When faced with a design decision in which one option is more intuitive, and the other is more efficient, what guideline should be used to prioritize one desideratum over the other?
Which is more important depends on what you are designing. My general guidelines would be:
Intuitive matters mast when you're designing an app that people aren't going to invest time into learning. It's important that they get a win as soon as possible, and that means that they need to be able to use the product with little or no time learning it. Think of a small mobile app. Instagram is a great example.
Efficiency matters when people are likely to use the app a lot and they are prepared to spend time learning it. This applies when the perceived value in learning to use the application is greater than the perceived initial learning barrier. Note, perception matters a lot here. Think of an app which a programmer will use all day. VIM / VI / EMACS are good examples.
That said it is hardly ever such a clear decision between one or the other. It's a compromise between the two. Sometimes you can make something a little less efficient and a lot more intuitive and the other way around.
Spend some time thinking through what really matters to your target audience or, even better, ask them and do some early stage usability testing with them. You may just be surprised what you learn!
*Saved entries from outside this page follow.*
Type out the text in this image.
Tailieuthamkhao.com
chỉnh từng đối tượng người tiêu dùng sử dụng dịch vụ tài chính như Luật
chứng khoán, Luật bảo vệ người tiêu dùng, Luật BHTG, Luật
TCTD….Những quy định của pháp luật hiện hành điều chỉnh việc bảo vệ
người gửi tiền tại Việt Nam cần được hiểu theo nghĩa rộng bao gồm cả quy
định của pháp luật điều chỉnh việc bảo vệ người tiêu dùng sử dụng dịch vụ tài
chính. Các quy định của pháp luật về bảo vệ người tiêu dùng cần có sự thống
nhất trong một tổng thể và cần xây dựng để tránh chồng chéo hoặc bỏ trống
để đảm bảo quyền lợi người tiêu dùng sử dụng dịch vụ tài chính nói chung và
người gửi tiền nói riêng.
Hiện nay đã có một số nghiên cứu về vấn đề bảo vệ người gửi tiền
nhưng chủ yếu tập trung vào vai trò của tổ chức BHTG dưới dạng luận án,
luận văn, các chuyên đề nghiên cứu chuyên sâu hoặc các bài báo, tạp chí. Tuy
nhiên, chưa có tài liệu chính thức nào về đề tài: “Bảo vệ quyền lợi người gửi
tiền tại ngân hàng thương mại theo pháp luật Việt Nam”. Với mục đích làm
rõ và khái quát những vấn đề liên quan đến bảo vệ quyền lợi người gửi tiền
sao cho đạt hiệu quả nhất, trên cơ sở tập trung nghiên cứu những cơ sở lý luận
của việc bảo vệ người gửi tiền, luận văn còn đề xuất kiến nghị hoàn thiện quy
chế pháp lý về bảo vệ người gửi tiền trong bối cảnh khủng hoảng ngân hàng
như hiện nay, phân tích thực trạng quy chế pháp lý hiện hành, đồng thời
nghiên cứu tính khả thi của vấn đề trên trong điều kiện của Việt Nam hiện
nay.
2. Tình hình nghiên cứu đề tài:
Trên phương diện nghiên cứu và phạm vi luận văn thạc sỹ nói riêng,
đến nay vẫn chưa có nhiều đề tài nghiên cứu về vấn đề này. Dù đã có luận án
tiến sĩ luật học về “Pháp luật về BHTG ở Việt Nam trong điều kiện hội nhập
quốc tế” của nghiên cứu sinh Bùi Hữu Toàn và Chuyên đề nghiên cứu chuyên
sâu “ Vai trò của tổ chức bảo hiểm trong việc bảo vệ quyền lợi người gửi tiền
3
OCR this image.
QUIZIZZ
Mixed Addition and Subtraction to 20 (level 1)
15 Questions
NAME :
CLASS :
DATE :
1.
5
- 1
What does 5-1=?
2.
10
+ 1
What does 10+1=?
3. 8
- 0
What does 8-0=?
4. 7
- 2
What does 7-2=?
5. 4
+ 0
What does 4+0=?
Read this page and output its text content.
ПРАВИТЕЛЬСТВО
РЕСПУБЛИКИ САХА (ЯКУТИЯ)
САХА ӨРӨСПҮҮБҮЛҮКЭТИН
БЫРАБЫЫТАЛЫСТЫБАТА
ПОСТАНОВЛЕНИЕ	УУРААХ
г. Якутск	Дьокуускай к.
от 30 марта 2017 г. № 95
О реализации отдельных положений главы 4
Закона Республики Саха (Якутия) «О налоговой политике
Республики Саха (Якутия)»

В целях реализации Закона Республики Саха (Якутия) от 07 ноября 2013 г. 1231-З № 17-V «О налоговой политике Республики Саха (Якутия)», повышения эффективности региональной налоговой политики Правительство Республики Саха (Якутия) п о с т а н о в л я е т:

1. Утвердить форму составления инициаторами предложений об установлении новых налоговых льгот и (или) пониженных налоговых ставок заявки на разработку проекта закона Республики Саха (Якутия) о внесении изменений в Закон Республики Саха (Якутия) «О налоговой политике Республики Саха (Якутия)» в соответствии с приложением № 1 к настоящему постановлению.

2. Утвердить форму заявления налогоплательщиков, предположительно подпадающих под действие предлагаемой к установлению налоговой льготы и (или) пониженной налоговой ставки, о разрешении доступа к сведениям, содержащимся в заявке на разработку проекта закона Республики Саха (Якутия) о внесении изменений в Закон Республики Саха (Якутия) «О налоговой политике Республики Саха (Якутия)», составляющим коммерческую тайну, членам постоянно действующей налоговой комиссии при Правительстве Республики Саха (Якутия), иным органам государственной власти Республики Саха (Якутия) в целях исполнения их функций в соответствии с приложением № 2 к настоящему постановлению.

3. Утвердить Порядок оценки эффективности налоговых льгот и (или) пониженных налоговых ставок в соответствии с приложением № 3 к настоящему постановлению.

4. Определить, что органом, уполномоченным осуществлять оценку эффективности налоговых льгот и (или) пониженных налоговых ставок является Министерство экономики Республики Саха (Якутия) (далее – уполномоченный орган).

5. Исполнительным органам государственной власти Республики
Looks like JohnGB beat me to it.
As he says, efficiency wins out when:
- the user will be spending a lot of time with the application
- the application will become important to the user, and they have an investment in understanding its nuances
- the application exists in a time-critical domain
A good example might be a stock tracking application for a city trader. Traders obviously have a massive investment in getting the latest, up to date knowledge on the state of the market - thousands of pounds are at stake. So a trader will be quite willing to spend some time learning the app's shortcuts and nuances. Time is of the essence in stockbroking, so anything that shaves seconds off could really be worth it.
Good answers here for your typical consumer app. However, if you want to get beyond rules of thumb (such as “more use means favor efficiency over intuitiveness”), then you need to apply a formal human systems integration (HSI) approach.
With HSI, you look to minimize total lifecycle cost (or maximize revenue) by designing a system with optimal levels of out-of-the-box usability, training, personnel needs, and manpower. You do this by getting numeric estimates of the cost of each for your alternative system designs.
Training. When intuitiveness conflicts with efficient design, there may be less total cost in training the users to correctly use the efficient UI than going with the alternative intuitive UI and avoiding training costs. Training is mostly but not purely an up-front cost. A non-intuitive UI will typically also require periodic re-training for unusual situations to minimize operational human errors.
Personnel. Alternatively, there may be better savings in selecting users based on their ability to use the efficient UI without training. Maybe there is some population of users that do find the efficient UI to be intuitable, or at least they can figure it out quickly on their own. Of course, finding and retaining these users implies more cost, especially if the skills of these users are particularly in demand (e.g., they know SQL).
Manpower. Another alternative is to have more users. So an app is less efficient. So what? If it’s less productive, maybe you can make up for by throwing more users at the problem. Depending on turn-over, that might be a cheaper way to go. Inefficient call-center app UI? Hire more call center staff. It also can impact the system design: Maybe you can break the system into smaller simpler apps each assigned to a different user group. Each part is both efficient and easy-to-learn to that user group, but now you need more users.
If you want, you can also toss in the cost of health, safety, habitability, and survivability into the equation, if they’re relevant.
This approach could be applied to the UX of a public web site or application.
“Training” in this case is self-training –the time the user spends studying the site and reading in-line or linked documentation in order to figure out how to use it. Is the time spent reading made up by efficient use later? Include in your cost calculation those that “drop out” and don’t complete the “training.”
“Personnel” is your audience. Maybe you don’t want a web site for all users. Maybe you want something for a particular niche of users with certain skills or experience. Make that clear on the home page and non-appropriate users won’t waste their time.
“Manpower” may mean breaking your site up into simpler sites for different tasks or audiences of users.
Is your case really worth the effort of a formal HSI analysis? I guess that’s the meta-HSI of HSI. Estimate the cost of a formal analysis against the chance and cost of you coming up with a sub-optimal solution without it.
While it is very much dependent on the app, you should always balance the two. The efficiency of an application is an important part of the intuitive use - that when you do something, the system responds as quick as possible. If the system is inefficient, then you do not get the response, and so you lose efficiency.
OTOH, if the application is not intuitive to use for the target user - which may be someone who has spent some time learning - then the performance speed of the code will be irrelevant, as the user efficiency will be reduced.
So you have to balance the two in each situation, to find the best compromise.